Tenemos, pues, que la discusión sobre cómo Dios habría creado a 
unos hombres que luego llegaran a irse al infierno, nos ha llevado a 
los teólogos desde discutir sobre Dios y su bondad a discutir sobre 
una libertad humana que pudiera llevar tanta carga. Pero con eso, en 
vez de haber resuelto la dificultad, lo que hemos conseguido es 
cambiarla de sitio. Porque nuestra razón nos pregunta entonces 
implacablemente cómo un Dios presentable podría permitirse el crear 
una libertad frágil y condicionada como es la nuestra, para poner 
luego sobre ella la responsabilidad de decidir sobre opciones tan 
definitivas y peligrosas, y decidir siempre en relativa oscuridad. Más 
todavía: nuestra razón se pregunta cómo alguien puede imaginar que 
la diferencia entre las opciones perdedoras y las salvadoras haya de 
hacerse justamente con arreglo a los códigos morales eclesiásticos 
sobre el pecado y el no-pecado. 
Lo más fundamental que, según mi entender, aporta la teología 
sobre este último punto de la discriminación entre conductas que 
llevarían a una perdición definitiva y conductas que no llevarían a ella, 
lo he expresado anteriormente en mi estudio acerca del juicio de Dios 
(Véase el folleto de esta misma serie, titulado La Esperanza y el Juicio de Dios, 
Ediciones S. M., Madrid 1984). Además de lo dicho allí, quiero añadir 
ahora que la enseñanza de la Iglesia, incluso en los tiempos de mayor 
puritanismo y legalismo condenatorio, ha mantenido los principios 
básicos de que la misericordia divina es insondable, de que nadie 
puede saber si él u otro es digno de condenación 6, y de que en todo 
caso nadie puede anticipar los juicios de Dios. Ello lleva a que 
teológicamente pueda decirse con toda firmeza: los códigos que 
diferencian la vida eternamente condenable de la vida llamada a 
realizarse en plenitud, no tienen por qué reducirse a lo que aparencial 
y legalmente diríamos que nos indican los códigos llamados morales, 
referentes a listas de pecados. 
De todas maneras, esta dificultad de lo absurdo que sería vincular 
la perdición definitiva a unos actos sueltos llamados pecaminosos con 
arreglo a leyes un tanto relativas, si es que la resolvemos, nos abre 
hacia un problema mucho más grave. Yo lo formularla así: «Sea; 
digamos que no se condena nadie por leyes exageradamente 
minuciosas y complicadas; pero ¿es que puede haber algunos otros 
códigos en la vida humana que discriminen con justicia lo que puede 
llevarle a uno a perderse del todo y definitivamente, sin marcha atrás 
posible? ¿Es que puede dar tanto de sí alguna decisión de nuestra 
libertad, sea la que sea la medida con que se la mide?». 

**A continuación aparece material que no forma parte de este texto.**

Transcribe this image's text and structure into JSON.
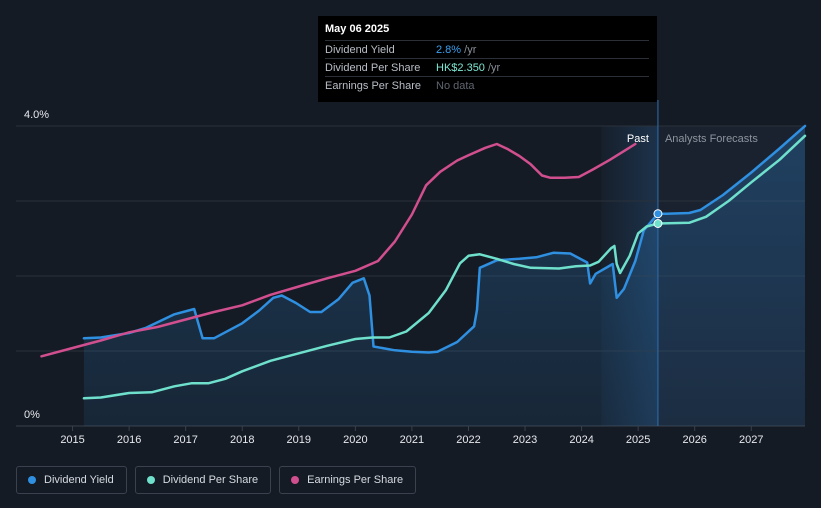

Creo que, al repensar esta pregunta los teólogos siempre nos 
vemos como confrontados con un abismo y atenazados por alguna 
forma de vértigo. Entonces, si por otras razones no nos volvemos 
atrás de pensar que es posible perder a Dios y perdernos, no 
tenemos otro remedio que reconocernos implicados en algo 
absolutamente misterioso. Esto misterioso lo enfocaremos de distintas 
maneras: para algunos será el misterioso insondable de alguna 
dimensión de la libertad humana revelada en el llamamiento de Dios y 
juzgable sólo por Él; para otros el misterio habría de situarse en la 
misión e interpelación de Jesús y en la manera como ella nos abre 
hacia la vida; otros finalmente lo pondrían en una comprensión 
innovadora de la gratuidad de la realización humana en lo de Dios... 
Volveré sobre estos enfoques en la última parte de mi estudio, porque 
ellos pueden evaluarse mejor desde un punto de vista 
histórico-dogrnático que desde uno sistemático. 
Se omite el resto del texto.